Still, not all are so in love with the mirage. On Tuesday, November 29, 2011, for example, the collector-writer-dealer Adam Lindemann went on strike. “Let’s agree to boycott the whole thing,” he wrote in his column for the New York Observer. “Let’s simply not go.... If we succeed in stopping them now, we can then enforce some new rules in this game. First and foremost, art fairs should be for collectors only; if you’re not coming to buy art, get the hell out. Second, gallery dinners only, preferably with a few artists and curators sprinkled in to keep it kosher. That means no parties to sell private jets, no jewelry company Champagne cocktails, not even a Ferrari schmoozer and boozer.”

A compelling polemic—and one that played well in my head as I ascended to the second floor of a famous parking garage for the champagne-soaked VIP opening of “Pistonhead: Artists Engage the Automobile,” put on by Adam Lindemann’s gallery, Venus Over Manhattan, and sponsored by Ferrari. If I sound uncharitable, I don’t mean it. The car is America’s most perfect machine. You cannot imagine a popular yet also critically acclaimed motion picture starring Ryan Gosling that is titled Sew, or even Thresh. French people think so too: Pistonhead is probably a riff on Museum Tinguely’s “Car Fetish,” which showed at Basel proper the same year Adam Lindemann “didn’t go” to Miami. But there is always room for more autos, especially on the wide and gleaming streets of South Beach, and even when traffic here moves like a rich guy entering the kingdom of heaven. Plus, look at the artists: Ron Arad, Bruce High Quality Foundation, Dan Colen and Nate Lowman, Keith Haring, Damien Hirst, Richard Phillips, Richard Prince, Tom Sachs… I mean, it’s about time for a male group show up in this beach! (Virginia Overton must’ve snuck in wearing overalls, her blonde, tumbling mane tucked under a tough red helmet.)

To celebrate this straight-acting affair, two Playboy bunnies (or Craigslist recruits in Playboy bunny costumes) posed in front of a black car while man after man lined up to have his picture taken. “I’m putting this on my Facebook page,” said one. Another didn’t know how to hold his camera, and a bunny kindly showed him: horizontally. Ten feet away, a woman from Art Production Fund described in detail the specs of a new red Ferrari selling for $1.5 mil. When I asked the name of an artist who had inked, on a massive floor-laid cloth, the flattened parts of a car, she could not remember. “I do know it’s only $10,000,” she said, “which is a bargain, comparatively.” (Yeees, but what is the mileage like?)

At the Interview x Porsche Design party, ten blocks away at Temple House, a mother and her daughters posed in front of a white wall hung with many identical handbags. Zoë Kravitz wandered in looking dazed after closing time (8 PM). Then she took the stage. Her voice was dusty in the blacklight; she belongs on something more like a motorcycle. Outside, two blonde Russians climbed into an idling Porsche. “We’re going to the Ferrari party,” said one.

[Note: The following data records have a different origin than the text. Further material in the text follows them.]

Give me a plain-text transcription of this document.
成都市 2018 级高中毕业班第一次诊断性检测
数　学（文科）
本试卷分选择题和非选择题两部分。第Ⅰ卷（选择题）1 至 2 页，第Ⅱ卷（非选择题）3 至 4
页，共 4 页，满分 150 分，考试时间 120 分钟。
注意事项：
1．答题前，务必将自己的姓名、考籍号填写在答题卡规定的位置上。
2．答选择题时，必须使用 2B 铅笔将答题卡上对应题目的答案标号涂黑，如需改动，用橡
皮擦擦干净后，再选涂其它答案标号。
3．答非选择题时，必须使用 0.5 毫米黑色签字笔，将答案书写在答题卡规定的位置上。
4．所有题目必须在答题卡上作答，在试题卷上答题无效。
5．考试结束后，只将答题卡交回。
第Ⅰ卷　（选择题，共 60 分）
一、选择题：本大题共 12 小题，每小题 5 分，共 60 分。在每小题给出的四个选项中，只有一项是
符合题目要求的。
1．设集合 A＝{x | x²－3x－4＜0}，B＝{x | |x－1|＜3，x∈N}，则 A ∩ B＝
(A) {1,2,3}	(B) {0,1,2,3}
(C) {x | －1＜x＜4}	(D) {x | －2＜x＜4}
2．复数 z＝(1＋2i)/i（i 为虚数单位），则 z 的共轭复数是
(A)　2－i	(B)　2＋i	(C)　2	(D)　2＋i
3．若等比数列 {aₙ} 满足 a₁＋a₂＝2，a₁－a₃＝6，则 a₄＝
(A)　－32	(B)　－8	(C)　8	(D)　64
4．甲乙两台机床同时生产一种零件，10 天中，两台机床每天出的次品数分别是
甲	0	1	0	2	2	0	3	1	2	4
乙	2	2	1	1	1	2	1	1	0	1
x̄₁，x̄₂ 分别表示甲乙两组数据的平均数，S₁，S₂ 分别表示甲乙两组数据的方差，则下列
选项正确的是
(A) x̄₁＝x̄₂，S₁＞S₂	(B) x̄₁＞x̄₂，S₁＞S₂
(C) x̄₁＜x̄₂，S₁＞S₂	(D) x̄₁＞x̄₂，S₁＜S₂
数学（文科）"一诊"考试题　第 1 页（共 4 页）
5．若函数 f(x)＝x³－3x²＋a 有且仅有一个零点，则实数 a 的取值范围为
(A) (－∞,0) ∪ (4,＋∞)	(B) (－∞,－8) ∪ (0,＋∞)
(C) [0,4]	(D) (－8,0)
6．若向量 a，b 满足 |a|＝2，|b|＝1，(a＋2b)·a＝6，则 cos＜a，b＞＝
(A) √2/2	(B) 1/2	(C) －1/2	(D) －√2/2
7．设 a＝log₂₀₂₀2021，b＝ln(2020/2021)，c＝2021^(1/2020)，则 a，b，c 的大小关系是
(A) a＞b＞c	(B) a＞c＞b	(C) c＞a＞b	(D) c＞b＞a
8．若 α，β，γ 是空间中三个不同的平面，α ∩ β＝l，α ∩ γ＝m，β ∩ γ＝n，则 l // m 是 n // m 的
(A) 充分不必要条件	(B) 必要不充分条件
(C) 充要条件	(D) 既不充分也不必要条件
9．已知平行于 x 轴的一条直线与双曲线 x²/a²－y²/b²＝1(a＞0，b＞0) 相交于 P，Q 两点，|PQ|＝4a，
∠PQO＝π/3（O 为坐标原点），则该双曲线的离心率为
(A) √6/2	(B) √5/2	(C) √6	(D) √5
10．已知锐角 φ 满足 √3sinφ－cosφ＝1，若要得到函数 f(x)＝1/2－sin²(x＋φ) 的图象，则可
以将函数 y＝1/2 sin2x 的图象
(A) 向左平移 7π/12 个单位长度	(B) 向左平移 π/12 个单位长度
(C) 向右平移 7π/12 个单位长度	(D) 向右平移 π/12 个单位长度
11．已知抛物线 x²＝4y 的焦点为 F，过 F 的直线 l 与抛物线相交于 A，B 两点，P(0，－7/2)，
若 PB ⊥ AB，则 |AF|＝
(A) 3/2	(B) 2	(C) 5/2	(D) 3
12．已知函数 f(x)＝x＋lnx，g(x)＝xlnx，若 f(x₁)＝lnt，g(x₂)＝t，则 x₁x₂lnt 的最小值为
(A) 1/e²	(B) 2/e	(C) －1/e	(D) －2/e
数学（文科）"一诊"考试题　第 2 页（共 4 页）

Up the beach and to the left, the Brant Foundation held its Best Buddies Art + Friendship Auction at the home of real estate developer Ugo Colombo. Several members of the Brit aristocracy attended. Three men showed up dressed like midcentury gangsters on a hobby boat, and one of them was Leo DiCaprio. Seven or eight cars—a Peugeot, a Lamborghini, a Bugatti maybe—were the first works I saw outside the house, but they were not for sale, and later I learned that Colombo bought “the Collection” after the government seized it from his ex–racing partner, Armando “Mandy” Fernandez, who was busted I guess for drugs. Now the market is just as criminal, but also legal. A Dan Colen went for $175,000.

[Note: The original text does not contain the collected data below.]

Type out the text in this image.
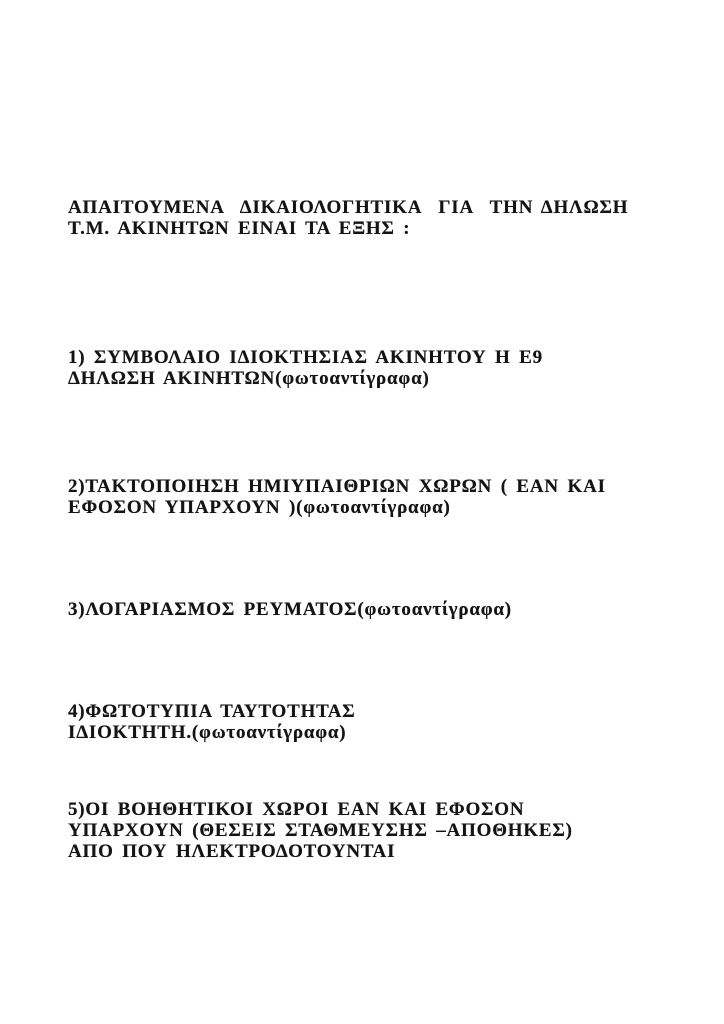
ΑΠΑΙΤΟΥΜΕΝΑ  ΔΙΚΑΙΟΛΟΓΗΤΙΚΑ  ΓΙΑ  ΤΗΝ ΔΗΛΩΣΗ
Τ.Μ. ΑΚΙΝΗΤΩΝ ΕΙΝΑΙ ΤΑ ΕΞΗΣ :
1) ΣΥΜΒΟΛΑΙΟ ΙΔΙΟΚΤΗΣΙΑΣ ΑΚΙΝΗΤΟΥ Η Ε9
ΔΗΛΩΣΗ ΑΚΙΝΗΤΩΝ(φωτοαντίγραφα)
2)ΤΑΚΤΟΠΟΙΗΣΗ ΗΜΙΥΠΑΙΘΡΙΩΝ ΧΩΡΩΝ ( ΕΑΝ ΚΑΙ
ΕΦΟΣΟΝ ΥΠΑΡΧΟΥΝ )(φωτοαντίγραφα)
3)ΛΟΓΑΡΙΑΣΜΟΣ ΡΕΥΜΑΤΟΣ(φωτοαντίγραφα)
4)ΦΩΤΟΤΥΠΙΑ ΤΑΥΤΟΤΗΤΑΣ
ΙΔΙΟΚΤΗΤΗ.(φωτοαντίγραφα)
5)ΟΙ ΒΟΗΘΗΤΙΚΟΙ ΧΩΡΟΙ ΕΑΝ ΚΑΙ ΕΦΟΣΟΝ
ΥΠΑΡΧΟΥΝ (ΘΕΣΕΙΣ ΣΤΑΘΜΕΥΣΗΣ –ΑΠΟΘΗΚΕΣ)
ΑΠΟ ΠΟΥ ΗΛΕΚΤΡΟΔΟΤΟΥΝΤΑΙ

Did you know that Marina Abramović used to live in a car with Ulay and that they drove in circles for a year when they had no clothes or food and drank from her vagina for sustenance three times annually, but she never once got pregnant? So you can mock The Abramović Method all you like, but it sure beats the pill. Further convincing: Her naked body is still a masterpiece. I know because I saw it—in 3-D—by waiting for an hour to watch Matthu Placek’s five-minute “film installation” A Portrait of Marina Abramović, produced by Visionaire and shown at the National YoungArts Foundation (behind the Audi dealership). During it, she opens her eyes slowly. I used to love Marina’s art, and then I hated it, and now I love it again because I never have to wonder what it’s about.

Nearing midnight, when the million-dollar cars turn into cabs, there was a pileup of egos at the door of the Soho House, where White Cube and Lehmann Maupin feted Tracey Emin’s show at MoCA North Miami by turning on all the pink lights. The many Baselites not on the list yet claiming a need to get into the party because a) they know someone who knows Tracey Emin, or b) they are interviewing Tracey Emin for a magazine, or c) Tracey Emin is their favorite artist will be gratified to know that Tracey Emin was nowhere to be found. Her old pal Damien Hirst, however, was outside taking a selfie with his twenty-three-year-old date. Hirst making relevant art again? Yes, but only in Miami.